É claro que, por ser a mais interessada no sucesso do acontecimento, Serena usou e abusou de adjetivos para enaltecer o vinho em oferta. ‘‘Em matéria de qualidade, variedade e quantidade’’, diz ela no texto de apresentação, ‘‘esta é a adega dos sonhos de qualquer colecionador’’. E vai em frente: ‘‘Virtualmente, cada garrafa encaixa-se na categoria dos vinhos mais desejados do mundo, nunca vi coleção tão galáctica.’

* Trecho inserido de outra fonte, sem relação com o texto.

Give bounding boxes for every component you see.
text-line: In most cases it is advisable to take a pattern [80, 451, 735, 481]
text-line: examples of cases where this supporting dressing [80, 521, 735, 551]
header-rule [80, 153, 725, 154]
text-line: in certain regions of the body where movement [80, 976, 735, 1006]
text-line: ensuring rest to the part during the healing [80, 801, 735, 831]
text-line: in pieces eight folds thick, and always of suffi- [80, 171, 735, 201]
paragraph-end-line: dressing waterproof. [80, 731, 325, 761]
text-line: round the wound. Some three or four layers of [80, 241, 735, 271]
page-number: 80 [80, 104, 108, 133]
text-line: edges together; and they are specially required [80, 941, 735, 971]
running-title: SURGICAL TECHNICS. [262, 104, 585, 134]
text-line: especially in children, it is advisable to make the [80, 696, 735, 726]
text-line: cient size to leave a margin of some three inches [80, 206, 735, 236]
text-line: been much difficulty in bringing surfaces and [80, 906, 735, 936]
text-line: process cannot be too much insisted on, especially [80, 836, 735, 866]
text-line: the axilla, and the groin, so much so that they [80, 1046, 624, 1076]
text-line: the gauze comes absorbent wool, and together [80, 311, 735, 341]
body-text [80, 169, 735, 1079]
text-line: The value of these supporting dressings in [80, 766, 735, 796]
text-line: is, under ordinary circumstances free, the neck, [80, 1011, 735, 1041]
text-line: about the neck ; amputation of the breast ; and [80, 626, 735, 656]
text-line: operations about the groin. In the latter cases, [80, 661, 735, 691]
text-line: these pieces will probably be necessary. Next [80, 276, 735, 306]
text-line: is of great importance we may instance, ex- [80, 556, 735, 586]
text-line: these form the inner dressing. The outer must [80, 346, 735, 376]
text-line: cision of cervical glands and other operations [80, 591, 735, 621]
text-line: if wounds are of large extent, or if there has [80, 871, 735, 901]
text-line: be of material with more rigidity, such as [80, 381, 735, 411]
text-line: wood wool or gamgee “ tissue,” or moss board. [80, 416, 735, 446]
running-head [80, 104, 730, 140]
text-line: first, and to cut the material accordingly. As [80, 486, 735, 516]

Exagero da moça? Absolutamente, garantem especialistas no assunto. Consultada pela Agência Estado, a internacionalmente respeitada Jancis Robinson, autora do best seller ‘‘The Oxford Companion to Wine’’ confirmou tudo. ‘‘A coleção realmente contém vinhos para paladares exigentes’’, declarou Jancis. ‘‘São vinhos que raramente aparecem no mercado porque quem os tem em casa não se desfaz deles facilmente.’
A ex-colunista de vinhos do Financial Times e autora e apresentadora de um curso na BBC referia-se, por exemplo, ao Le Pin 1982, que custa US$ 50 mil a caixa, como um dos vinhos mais desejados do momento. Ou, então, ao Domaine de la Romanée-Conti 1959, outra raridade. Ou ainda às garrafas de Corton Renardes 1900 e dos champanhes de safras dadivosas produzidos pela Krug, Dom Pérignon e Bollinger.
Há caixas e mais caixas dos Château Cheval Blanc 1947 e 1982, Château Latour à Pomerol 1947, Mouton Rothschild 1953, Haut Brion 1989, Hermitage La Chappelle 1972 e dos Romanée St. Vivant 1989. Vinhos que, junto com os outros da coleção a ser entregue aos interessados na batida do martelo, deverão engordar a conta bancária do milionário Lord Webber com uma quantia próxima dos US$ 5 milhões.
Não que o compositor precise. Cinco milhões de dólares é uma fração pequena do que Lloyd Webber conseguiu juntar criando e encenando musicais memoráveis como Cats, Evita, Jesus Cristo Superstar, Fantasma da Ópera, Song and Dance e Sunset Boulevard, para citar apenas alguns dos seus sucessos no palco.
O jornal Sunday Times, edição de 6 de abril, colocou-o no 24º lugar de sua relação dos homens e mulheres mais ricos do Reino Unido, com uma fortuna calculada em 550 milhões de libras esterlinas (US$ 880 milhões).